The 2008 trending topic everyone was talking about was the Web 2.0. On October 23 that same year, Amazon EC2 dropped the Beta label and the story accelerated:
- Less than 4 months after commercial availability of elastic computing there were over 22 definitions for Cloud computing. Today, there is still no common understanding for the concept but agreement that it has gone mainstream.
- “The state of the internet operating system” from Tim O’Reilly clearly describes the current reality: We all use the cloud as consumers and soon most organizations will be a hybrid of internal and external IT services as predicted by industry analysts.
This only means that the wait is over, the cloud is Web 3.0. Probably we should call it the “complex cloud” or “complex web” because it is very unstructured.
Sorry Tim: Semantic is fantastic but it has not crossed the chasm. Often we cannot tell what we really want to tell…
The web 3.0 is defined by interoperability; thousands of screens (different sizes) and applications on many clouds.

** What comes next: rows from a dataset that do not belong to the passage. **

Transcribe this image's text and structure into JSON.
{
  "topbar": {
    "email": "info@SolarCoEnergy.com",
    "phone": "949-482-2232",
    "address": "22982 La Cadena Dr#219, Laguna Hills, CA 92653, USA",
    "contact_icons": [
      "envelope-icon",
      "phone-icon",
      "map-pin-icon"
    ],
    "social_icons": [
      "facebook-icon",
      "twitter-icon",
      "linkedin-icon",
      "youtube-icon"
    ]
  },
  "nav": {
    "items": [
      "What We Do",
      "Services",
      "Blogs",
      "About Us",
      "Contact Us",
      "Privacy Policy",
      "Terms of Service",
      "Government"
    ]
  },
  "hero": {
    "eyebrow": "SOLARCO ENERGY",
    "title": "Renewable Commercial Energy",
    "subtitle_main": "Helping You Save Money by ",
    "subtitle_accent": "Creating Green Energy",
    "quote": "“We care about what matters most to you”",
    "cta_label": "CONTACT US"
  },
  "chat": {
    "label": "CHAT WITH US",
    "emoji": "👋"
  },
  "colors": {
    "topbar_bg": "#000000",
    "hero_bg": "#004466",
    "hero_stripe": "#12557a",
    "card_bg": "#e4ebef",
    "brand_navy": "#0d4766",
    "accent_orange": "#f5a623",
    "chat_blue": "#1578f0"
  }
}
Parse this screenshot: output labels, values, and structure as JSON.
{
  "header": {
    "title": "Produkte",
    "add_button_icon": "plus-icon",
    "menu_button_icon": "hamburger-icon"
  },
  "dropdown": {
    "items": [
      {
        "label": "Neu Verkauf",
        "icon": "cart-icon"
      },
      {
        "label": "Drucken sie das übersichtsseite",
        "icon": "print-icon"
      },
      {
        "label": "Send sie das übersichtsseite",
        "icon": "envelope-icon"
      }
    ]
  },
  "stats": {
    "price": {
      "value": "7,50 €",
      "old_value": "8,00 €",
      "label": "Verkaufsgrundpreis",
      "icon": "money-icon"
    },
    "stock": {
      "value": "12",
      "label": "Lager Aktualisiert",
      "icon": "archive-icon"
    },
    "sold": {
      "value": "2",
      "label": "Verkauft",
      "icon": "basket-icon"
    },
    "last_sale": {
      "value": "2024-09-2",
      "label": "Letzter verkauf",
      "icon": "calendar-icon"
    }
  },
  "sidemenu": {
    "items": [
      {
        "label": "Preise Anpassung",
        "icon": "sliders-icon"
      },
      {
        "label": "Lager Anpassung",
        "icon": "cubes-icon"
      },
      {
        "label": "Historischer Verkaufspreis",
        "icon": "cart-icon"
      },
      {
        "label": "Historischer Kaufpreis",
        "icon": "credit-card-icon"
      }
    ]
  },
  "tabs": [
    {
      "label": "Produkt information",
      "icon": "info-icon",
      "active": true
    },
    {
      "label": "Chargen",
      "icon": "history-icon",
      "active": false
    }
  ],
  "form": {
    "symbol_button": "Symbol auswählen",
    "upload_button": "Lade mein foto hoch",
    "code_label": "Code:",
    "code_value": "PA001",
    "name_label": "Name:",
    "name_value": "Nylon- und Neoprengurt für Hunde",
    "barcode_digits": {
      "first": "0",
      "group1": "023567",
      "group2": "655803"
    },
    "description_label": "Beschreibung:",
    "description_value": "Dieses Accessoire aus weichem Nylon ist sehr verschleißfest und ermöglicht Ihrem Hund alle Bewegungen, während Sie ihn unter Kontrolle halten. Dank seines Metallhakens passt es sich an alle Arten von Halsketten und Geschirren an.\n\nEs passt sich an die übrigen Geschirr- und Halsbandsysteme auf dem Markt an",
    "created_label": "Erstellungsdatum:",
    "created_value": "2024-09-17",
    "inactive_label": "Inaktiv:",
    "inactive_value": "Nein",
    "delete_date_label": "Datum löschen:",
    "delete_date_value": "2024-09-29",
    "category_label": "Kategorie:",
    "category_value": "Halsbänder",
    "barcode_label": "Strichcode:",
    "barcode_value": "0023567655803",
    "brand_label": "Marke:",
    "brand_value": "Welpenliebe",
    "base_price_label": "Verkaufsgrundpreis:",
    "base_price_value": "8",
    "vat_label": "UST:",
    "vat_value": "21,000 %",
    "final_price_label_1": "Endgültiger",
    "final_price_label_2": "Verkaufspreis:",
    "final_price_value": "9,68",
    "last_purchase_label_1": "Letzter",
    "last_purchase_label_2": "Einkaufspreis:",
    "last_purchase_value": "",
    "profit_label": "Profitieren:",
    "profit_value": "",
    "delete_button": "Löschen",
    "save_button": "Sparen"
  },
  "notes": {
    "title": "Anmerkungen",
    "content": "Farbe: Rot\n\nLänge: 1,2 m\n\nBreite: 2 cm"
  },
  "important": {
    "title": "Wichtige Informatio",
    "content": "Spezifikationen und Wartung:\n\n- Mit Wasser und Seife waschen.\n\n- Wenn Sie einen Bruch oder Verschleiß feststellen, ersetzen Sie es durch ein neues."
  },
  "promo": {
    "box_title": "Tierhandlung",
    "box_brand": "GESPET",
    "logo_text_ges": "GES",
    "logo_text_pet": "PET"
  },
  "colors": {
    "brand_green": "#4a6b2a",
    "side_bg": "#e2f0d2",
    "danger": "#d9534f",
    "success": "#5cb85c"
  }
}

PAAS is the real enabler of SAAS… and not the other way around:
ReadWriteWeb declared “Web 2.0 is dead” on December 2005… they missed BusinessWeek’s 1991 article Old software never dies… The web 2.0 is great; it has helped consolidate the Social Media.
The web 3.0 is already here: It’s called cloud computing. We still need a breakthrough on software development: “Until the software equivalent of a bridge collapses sw engineers aren't compelled to a higher form of excellence”, until then, the apps will slowly continue flourishing.